Si les Etats du Sahel continuent de faire face à certains défis, notamment sécuritaires, c’est en grande partie à cause de la balkanisation héritée de la colonisation. Le diagnostic est de l’ancien médiateur de la République, Pr. Serigne Diop.
« L’Etat : de la théorie à la réalité au Sahel ». C’est le thème du cours inaugural de la session 2021-2022 du master défense, sécurité et paix du Centre des hautes études de défense et de sécurité (Cheds). Introduit par le Professeur Serigne Diop, ce cours a été l’occasion pour l’ancien médiateur de la République de dénoncer les effets néfastes de la balkanisation issue de la période coloniale. D’après l’ancien ministre de la Justice, c’est ce qui a rendu les pays du Sahel fragiles. A partir de 1960, ils ont hérité de l’évolution d’Etats parfois monarques ; les puissances déterminantes se réunissaient et partageaient ce qui était devenu leur « bien ». « Ils ont commencé, avec je ne sais quels instruments, par délimiter ce qu’ils ont appelé Etat, sans aucune cohérence territoriale. Ce qui va poser le problème de la fragilité des populations en Afrique. Souvent, une même famille est divisée d’une part et d’autre du fleuve. On a créé des frontières et la Cour internationale de justice pour trancher quand il y a problème avec les frontières », a-t-il déploré.
D’après le Professeur en droit, cela n’a pas manqué de conséquences qui impactent encore la région du Sahel. Par exemple, soutient-il, au Mali, il y a des zones où l’Etat n’était pas présent. Ce sont les djihadistes qui jouent presque le rôle de l’Etat. « Est-ce que ces gens vont considérer l’Etat comme légitime ? », s’interroge-t-il. C’est pourquoi, dit-il, « nous avons des Etats fragiles ». Pr. Serigne Diop estime toutefois qu’il est temps que les pays parlent d’une seule voix et transcendent les frontières issues de la balkanisation. Aujourd’hui, souligne-t-il, aucun Etat n’a les moyens de se développer seul. « Nos pays ne sont pas des marchés. En Europe, par exemple, depuis la fin de la deuxième Guerre mondiale, tout ce qui est fait converge vers l’unité. Alors qu’en Afrique, chacun prêche pour sa chapelle. On ne raisonne pas en Union. C’est pourquoi les pères fondateurs ont refusé la balkanisation à l’indépendance. Même nos partis politiques étaient africains avant les indépendances », a-t-il déploré. Selon lui, il n’y a pas mille chemins : « il faut qu’on rêve ensemble en Afrique. C’est le début de la réalité ».
DEFENSE ET SECURITE
De l’importance des ressources humaines
Avec ce cours inaugural, le Cheds lance le début des cours pour la cinquième promotion de son master en défense, sécurité et paix.
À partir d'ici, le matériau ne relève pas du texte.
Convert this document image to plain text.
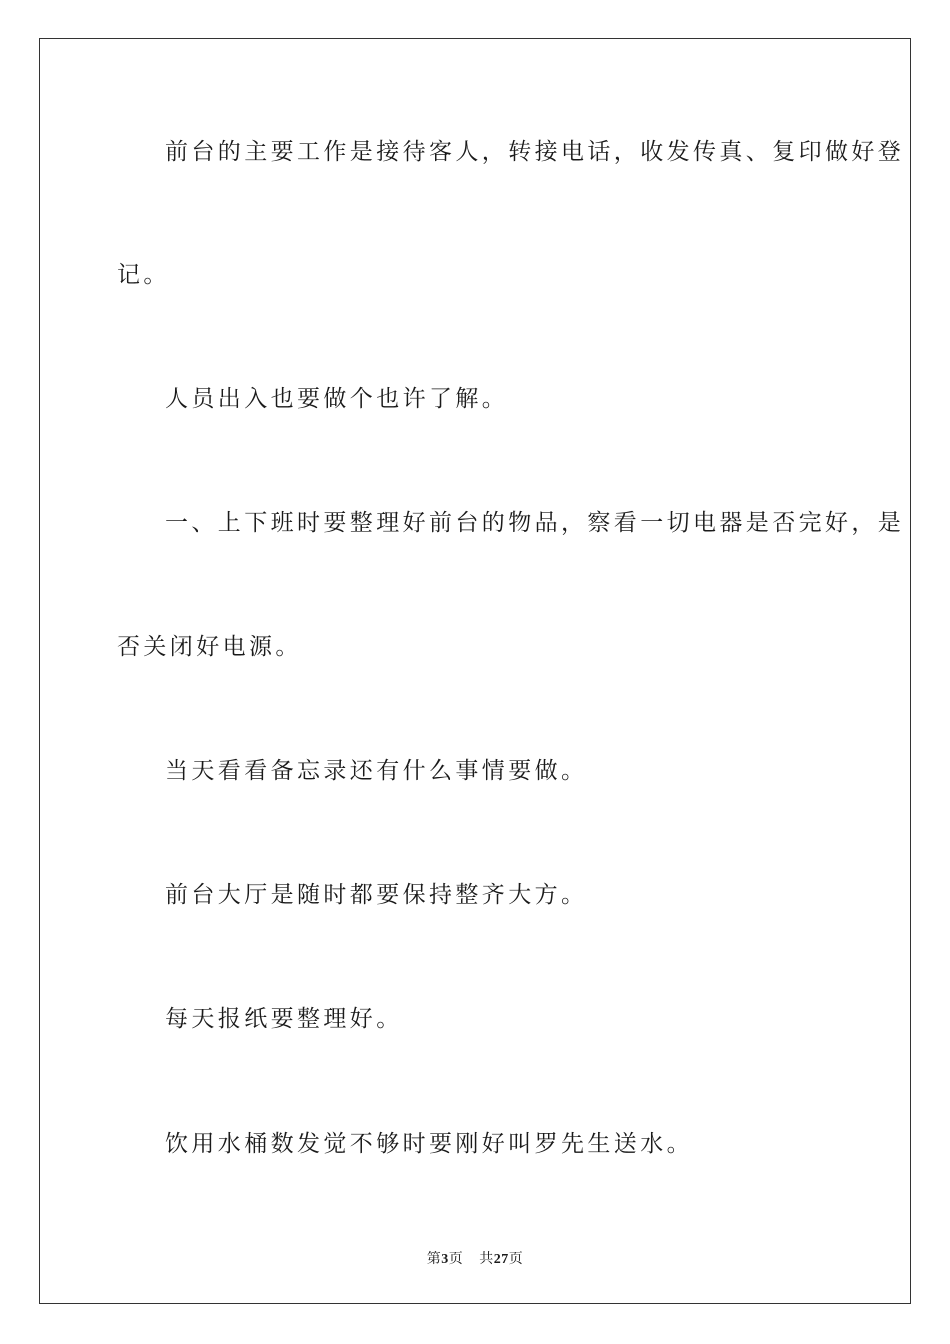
前台的主要工作是接待客人，转接电话，收发传真、复印做好登
记。
人员出入也要做个也许了解。
一、上下班时要整理好前台的物品，察看一切电器是否完好，是
否关闭好电源。
当天看看备忘录还有什么事情要做。
前台大厅是随时都要保持整齐大方。
每天报纸要整理好。
饮用水桶数发觉不够时要刚好叫罗先生送水。
第3页 共27页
Une façon efficace de répondre aux enjeux sécuritaires de plus en plus complexes. C’est la conviction du ministre des Forces armées. D’après Me Sidiki Kaba, la formation des hauts cadres aux défis sécuritaires face aux menaces sécuritaires est une surpriorité pour le Président de la République. « Le terrorisme et la criminalité transnationale organisée constituent des menaces à la paix et à la sécurité au Sahel. Les dynamiques de résilience, qui doivent aller au-delà du cadre des actions militaires, requièrent des ressources humaines de qualité, préparées aux nouveaux défis protéiformes de la sécurité nationale et sous régionale », a-t-il déclaré. En Afrique, plus que partout ailleurs dans le monde, la paix et la stabilité dépendent, souligne-t-il, en grande partie de la capacité des Etats à garantir un environnement apaisé, sécurisé et libre de toute menace.
Le Cheds compte ainsi apporter des réponses pratiques. Selon le Général de brigade Mbaye Cissé, directeur général du Cheds, avec ce Master, ce sont de nouvelles opportunités qui s’offrent aux diplômés. Des universitaires d’ici et d’ailleurs et issus de la défense et de la sécurité délivrent des enseignements de qualité, assure-t-il. Le Général rappelle, dans la même veine, que cette formation vise à « mettre progressivement à la disposition de nos Etats des cadres civils, militaires et paramilitaires ayant les compétences nécessaires pour identifier les enjeux et les défis du temps présent et du futur, concevoir et construire, au niveau national, une vision intégrée de la sécurité, pour le développement et la paix ».